President Obama’s conspicuous mentions of his born-again climate-change priorities in his second inaugural on Monday seemed at least partially designed to reassure the environmental lobby that his neglect of their favorite climate and energy issues since the start of the presidential campaign season is officially over. How much the president can really do for their pet interests, however, is up in the air — much like the gun-control debate, the president can’t ‘accomplish’ major items like cap-and-trade or international emissions treaties without the approval of Congress.

As we’re all painfully aware, however, the president has plenty of other means at his disposal for shaping environmental and energy policy — and certain Democrats are encouraging to go full throttle on the executive actions and administrative fiat on the climate-change front.

“Congress has not been interested in acting, especially in the House, in the last two years. So we’re calling on the president to develop a plan for the administration to take action without action without Congress. … That may well spur Congress to act,” Waxman, the top Democrat on the House Energy and Commerce Committee, told reporters Thursday. …

Noting that, Whitehouse, Waxman and Rep. Edward Markey (D-Mass.) laid out a menu of options for executive action on climate change in a Thursday letter to Obama. Among them were moves federal agencies could take to curb greenhouse gas emissions and enlisting national laboratories to pump out clean-energy technology.

The letter referenced using “broad authorities to lower heat-trapping emissions,” an allusion to the Environmental Protection Agency’s (EPA) ability to regulate emissions from coal-fired power plants.

The green lobby, of course, is totally on board with skirting Congress, and they want President Obama to both talk the talk and walk the walk:

Environmental advocacy groups hope President Barack Obama will live up to the words of his second inaugural address that put climate change front and center on the national agenda even though he rarely mentioned it during the presidential campaign.

But the same advocates, including the Sierra Club and the Natural Resources Defense Council, say the president should use the power of the executive branch to further those aims rather than pursuing a congressional strategy. …

“Congress is a place where good ideas go to die,” she said. “There is a tremendous amount that his administration can do without Congress. He has the authority; he doesn’t have to wait for Congress.”
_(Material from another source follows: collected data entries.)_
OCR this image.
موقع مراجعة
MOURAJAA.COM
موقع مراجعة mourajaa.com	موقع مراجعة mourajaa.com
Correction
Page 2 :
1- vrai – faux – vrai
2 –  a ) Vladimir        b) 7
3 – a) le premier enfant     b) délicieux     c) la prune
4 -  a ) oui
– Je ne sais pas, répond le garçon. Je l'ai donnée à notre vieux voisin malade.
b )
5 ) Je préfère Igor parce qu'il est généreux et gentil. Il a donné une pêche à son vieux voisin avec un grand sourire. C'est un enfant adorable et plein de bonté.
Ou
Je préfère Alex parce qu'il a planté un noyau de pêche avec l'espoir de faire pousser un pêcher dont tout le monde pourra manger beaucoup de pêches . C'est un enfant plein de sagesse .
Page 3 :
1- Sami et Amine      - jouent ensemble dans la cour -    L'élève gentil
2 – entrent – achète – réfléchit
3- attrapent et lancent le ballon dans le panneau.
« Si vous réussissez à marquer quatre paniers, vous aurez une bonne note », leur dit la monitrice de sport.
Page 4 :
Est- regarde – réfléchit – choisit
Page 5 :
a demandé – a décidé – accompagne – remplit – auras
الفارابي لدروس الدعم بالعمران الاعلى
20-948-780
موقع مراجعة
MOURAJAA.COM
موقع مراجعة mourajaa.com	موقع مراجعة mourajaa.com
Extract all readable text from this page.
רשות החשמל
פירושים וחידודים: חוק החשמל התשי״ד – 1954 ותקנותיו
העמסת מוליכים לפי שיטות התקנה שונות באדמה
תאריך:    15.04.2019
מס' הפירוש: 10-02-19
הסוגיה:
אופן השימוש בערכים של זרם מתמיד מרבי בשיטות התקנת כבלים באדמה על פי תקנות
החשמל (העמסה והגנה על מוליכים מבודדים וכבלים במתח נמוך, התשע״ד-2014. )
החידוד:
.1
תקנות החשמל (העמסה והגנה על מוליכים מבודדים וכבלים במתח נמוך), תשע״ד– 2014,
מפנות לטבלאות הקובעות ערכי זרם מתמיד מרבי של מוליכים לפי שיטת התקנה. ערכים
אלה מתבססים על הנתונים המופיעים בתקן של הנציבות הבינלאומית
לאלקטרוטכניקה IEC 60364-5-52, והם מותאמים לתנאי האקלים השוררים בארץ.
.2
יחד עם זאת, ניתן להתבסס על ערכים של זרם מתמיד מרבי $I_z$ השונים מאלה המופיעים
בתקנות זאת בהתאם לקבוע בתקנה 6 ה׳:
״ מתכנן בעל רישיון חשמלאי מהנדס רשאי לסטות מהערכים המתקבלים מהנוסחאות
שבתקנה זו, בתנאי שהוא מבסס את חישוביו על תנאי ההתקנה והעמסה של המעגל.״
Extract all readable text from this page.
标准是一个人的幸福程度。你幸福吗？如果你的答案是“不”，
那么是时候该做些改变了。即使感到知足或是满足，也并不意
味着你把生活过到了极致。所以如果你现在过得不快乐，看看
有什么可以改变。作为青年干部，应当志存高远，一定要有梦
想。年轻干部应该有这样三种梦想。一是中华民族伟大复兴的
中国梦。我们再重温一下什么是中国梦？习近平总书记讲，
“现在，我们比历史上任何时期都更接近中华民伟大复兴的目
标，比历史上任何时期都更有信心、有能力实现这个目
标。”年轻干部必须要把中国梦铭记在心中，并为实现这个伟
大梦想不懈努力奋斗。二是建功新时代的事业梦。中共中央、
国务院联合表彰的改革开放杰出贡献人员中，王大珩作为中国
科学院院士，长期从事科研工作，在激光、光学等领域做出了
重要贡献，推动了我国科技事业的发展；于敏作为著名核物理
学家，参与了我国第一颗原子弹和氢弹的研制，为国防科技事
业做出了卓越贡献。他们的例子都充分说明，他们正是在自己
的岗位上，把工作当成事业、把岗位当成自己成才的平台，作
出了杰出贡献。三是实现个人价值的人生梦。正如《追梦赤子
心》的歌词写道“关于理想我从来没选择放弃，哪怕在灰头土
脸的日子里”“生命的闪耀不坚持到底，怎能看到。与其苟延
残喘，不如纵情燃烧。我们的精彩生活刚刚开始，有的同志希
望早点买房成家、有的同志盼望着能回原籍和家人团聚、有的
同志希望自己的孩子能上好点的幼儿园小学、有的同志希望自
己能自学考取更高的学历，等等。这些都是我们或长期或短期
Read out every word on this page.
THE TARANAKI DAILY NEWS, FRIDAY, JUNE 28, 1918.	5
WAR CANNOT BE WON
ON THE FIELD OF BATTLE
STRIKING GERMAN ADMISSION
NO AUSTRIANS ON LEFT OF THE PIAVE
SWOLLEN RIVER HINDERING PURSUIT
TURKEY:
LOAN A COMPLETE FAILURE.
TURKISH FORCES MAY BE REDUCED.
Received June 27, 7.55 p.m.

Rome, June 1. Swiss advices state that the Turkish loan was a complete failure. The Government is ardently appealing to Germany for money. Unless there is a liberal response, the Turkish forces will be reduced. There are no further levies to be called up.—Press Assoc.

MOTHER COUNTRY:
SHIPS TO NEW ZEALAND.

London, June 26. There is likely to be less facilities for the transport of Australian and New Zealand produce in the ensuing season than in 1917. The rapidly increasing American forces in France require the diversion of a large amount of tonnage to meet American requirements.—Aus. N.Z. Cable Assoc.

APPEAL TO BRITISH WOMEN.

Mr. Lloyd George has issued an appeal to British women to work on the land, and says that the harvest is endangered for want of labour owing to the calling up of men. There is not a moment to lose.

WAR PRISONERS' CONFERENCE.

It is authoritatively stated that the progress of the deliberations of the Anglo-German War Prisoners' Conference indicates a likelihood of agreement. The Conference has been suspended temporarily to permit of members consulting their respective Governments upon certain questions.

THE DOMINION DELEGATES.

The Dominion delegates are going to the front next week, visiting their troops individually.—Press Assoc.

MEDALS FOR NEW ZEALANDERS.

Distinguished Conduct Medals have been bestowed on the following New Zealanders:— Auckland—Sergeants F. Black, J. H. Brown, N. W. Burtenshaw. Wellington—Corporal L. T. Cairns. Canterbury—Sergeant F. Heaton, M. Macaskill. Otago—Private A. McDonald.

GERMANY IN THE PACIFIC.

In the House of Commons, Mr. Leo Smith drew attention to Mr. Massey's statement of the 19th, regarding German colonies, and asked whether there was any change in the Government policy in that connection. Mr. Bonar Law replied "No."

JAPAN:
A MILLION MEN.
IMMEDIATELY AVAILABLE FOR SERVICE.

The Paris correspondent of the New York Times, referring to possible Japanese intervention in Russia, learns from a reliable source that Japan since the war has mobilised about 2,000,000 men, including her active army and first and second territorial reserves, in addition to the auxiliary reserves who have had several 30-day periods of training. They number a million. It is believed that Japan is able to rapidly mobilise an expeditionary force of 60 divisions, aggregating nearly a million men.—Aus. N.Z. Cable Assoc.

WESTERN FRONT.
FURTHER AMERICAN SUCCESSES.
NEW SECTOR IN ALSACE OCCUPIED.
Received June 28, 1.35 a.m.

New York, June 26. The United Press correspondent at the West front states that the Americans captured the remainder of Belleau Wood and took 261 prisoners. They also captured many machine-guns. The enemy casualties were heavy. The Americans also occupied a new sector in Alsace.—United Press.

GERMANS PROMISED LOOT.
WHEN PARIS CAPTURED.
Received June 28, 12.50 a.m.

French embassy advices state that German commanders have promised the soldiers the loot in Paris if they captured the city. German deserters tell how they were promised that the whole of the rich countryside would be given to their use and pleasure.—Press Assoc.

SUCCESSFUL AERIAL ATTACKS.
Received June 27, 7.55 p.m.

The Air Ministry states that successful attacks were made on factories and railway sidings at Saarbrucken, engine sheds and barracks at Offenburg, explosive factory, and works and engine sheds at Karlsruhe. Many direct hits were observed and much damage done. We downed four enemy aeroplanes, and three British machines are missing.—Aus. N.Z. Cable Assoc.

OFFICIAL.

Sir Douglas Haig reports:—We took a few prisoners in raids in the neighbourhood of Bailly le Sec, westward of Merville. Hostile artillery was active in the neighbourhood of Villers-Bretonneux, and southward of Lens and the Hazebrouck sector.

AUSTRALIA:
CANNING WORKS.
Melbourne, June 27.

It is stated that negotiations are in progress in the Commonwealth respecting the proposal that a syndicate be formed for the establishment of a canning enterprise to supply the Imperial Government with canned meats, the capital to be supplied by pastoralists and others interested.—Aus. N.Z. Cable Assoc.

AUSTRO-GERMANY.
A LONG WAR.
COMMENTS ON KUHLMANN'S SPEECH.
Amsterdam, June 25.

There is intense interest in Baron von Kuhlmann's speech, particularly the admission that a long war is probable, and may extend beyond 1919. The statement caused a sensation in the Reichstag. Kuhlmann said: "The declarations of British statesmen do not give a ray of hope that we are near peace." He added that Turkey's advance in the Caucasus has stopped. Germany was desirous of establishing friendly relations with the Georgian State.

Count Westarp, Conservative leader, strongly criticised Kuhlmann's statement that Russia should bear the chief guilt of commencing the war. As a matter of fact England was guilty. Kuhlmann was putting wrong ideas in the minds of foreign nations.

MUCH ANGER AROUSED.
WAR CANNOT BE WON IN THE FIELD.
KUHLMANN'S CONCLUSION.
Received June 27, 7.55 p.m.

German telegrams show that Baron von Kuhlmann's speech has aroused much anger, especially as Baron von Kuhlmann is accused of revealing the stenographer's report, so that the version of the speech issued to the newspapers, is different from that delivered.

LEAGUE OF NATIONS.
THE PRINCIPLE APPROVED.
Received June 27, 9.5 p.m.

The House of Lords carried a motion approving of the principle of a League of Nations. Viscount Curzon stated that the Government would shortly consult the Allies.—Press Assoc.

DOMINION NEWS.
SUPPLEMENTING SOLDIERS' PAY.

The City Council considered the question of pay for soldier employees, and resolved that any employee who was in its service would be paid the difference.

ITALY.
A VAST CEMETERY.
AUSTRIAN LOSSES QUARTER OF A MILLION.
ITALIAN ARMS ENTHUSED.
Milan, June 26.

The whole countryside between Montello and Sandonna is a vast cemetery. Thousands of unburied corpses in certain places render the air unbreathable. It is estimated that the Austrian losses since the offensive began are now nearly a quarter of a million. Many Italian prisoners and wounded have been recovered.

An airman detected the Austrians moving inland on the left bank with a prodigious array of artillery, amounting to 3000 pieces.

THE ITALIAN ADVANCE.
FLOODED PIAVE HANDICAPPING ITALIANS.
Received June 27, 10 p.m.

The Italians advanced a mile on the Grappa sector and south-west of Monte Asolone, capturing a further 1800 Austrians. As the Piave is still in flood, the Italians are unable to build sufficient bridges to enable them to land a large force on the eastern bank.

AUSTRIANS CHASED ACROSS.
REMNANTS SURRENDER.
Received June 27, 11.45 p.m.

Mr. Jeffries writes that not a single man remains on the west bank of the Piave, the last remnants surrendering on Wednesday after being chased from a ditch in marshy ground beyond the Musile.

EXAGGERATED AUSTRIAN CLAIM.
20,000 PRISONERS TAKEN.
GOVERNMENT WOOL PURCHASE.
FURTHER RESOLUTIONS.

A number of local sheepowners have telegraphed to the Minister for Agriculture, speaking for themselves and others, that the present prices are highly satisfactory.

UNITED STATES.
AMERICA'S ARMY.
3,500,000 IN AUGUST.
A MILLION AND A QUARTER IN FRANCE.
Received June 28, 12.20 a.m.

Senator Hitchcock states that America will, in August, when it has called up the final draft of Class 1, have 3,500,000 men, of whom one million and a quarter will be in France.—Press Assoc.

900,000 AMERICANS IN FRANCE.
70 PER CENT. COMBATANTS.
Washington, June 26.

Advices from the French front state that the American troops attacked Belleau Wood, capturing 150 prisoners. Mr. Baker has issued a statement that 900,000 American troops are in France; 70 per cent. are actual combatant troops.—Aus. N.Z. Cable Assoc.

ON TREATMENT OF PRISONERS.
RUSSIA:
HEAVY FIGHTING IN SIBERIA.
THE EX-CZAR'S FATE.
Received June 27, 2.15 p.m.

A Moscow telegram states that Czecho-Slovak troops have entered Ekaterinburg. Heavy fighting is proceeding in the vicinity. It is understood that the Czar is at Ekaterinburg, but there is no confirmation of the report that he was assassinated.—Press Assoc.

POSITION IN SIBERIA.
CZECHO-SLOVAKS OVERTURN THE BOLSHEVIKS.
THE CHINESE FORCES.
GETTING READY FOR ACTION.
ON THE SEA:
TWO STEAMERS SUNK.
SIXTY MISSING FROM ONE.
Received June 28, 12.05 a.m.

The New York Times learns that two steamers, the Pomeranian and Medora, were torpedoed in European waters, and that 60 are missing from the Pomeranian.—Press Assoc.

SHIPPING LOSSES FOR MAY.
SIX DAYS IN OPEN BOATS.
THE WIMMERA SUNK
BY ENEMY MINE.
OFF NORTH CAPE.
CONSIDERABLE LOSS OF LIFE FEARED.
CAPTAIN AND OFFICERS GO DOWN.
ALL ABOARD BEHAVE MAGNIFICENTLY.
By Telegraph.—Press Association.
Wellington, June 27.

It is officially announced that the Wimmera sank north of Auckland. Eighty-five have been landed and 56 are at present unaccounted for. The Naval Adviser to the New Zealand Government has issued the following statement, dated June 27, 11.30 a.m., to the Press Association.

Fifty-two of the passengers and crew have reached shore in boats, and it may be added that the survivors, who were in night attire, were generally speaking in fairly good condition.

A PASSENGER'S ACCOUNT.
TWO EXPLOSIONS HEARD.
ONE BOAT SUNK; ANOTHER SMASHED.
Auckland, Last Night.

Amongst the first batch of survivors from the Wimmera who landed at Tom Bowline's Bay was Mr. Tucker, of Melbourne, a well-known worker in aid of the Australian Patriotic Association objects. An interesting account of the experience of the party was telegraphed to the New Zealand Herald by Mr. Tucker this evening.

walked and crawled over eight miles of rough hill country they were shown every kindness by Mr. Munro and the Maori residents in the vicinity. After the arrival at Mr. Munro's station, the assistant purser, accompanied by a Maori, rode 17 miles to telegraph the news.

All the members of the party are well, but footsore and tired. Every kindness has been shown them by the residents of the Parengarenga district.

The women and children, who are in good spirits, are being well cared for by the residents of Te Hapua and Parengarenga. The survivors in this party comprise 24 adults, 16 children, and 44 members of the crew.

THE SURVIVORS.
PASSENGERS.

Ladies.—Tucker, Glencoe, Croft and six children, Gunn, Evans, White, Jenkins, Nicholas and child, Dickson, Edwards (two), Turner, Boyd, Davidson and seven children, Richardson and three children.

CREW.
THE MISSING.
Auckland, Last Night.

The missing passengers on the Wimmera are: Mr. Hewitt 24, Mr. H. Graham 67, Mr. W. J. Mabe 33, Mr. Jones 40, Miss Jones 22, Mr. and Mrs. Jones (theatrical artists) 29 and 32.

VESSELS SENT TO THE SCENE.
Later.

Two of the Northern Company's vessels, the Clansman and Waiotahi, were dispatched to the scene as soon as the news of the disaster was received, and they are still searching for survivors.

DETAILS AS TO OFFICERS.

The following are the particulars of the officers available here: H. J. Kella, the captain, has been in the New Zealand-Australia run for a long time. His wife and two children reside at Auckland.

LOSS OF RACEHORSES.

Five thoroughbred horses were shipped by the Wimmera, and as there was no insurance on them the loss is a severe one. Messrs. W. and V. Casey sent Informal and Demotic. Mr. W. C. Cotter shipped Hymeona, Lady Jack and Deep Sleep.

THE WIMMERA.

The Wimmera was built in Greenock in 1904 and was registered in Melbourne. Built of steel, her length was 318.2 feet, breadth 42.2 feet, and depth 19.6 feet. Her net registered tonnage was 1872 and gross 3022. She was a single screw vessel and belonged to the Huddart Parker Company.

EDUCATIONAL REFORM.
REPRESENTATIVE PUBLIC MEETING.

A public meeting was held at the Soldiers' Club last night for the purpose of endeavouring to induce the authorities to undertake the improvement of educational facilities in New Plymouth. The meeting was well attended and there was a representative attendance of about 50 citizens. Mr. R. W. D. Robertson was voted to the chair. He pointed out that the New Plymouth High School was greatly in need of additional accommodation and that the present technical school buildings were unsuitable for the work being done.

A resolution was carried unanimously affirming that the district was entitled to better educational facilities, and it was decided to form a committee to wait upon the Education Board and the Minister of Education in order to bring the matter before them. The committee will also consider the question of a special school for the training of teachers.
So far, that seems to be precisely what the White House has in mind: More of the same EPA regulations, green-energy subsidies, and bureaucratic approaches of yester-term are going to be the order of the day, so as to avoid too many job-killing restrictions at once and still dance around the soothing “all-of-the-above” approach they’ve been touting for awhile now. Weaksauce:

Energy insiders say the White House will dribble out executive actions and federal rules over the next four years  — the same low-key, bureaucratic approach the administration has taken since 2009. …

“He led off with climate change. I don’t think you can ask for more than that,” said the official, who also urged caution about not expecting too much too soon. “A little bit of patience is warranted, but there has been a lot of strategy work going on.” …

Most important, EPA will be rolling out standards for new power plants beneficial to natural gas and that would essentially ban construction of new coal units. A second set of rules is also coming for aging electric utilities. There’s no schedule yet for finishing either set of regulations, though a senior Obama administration official said there’s reason to stretch it out to force opponents to the table.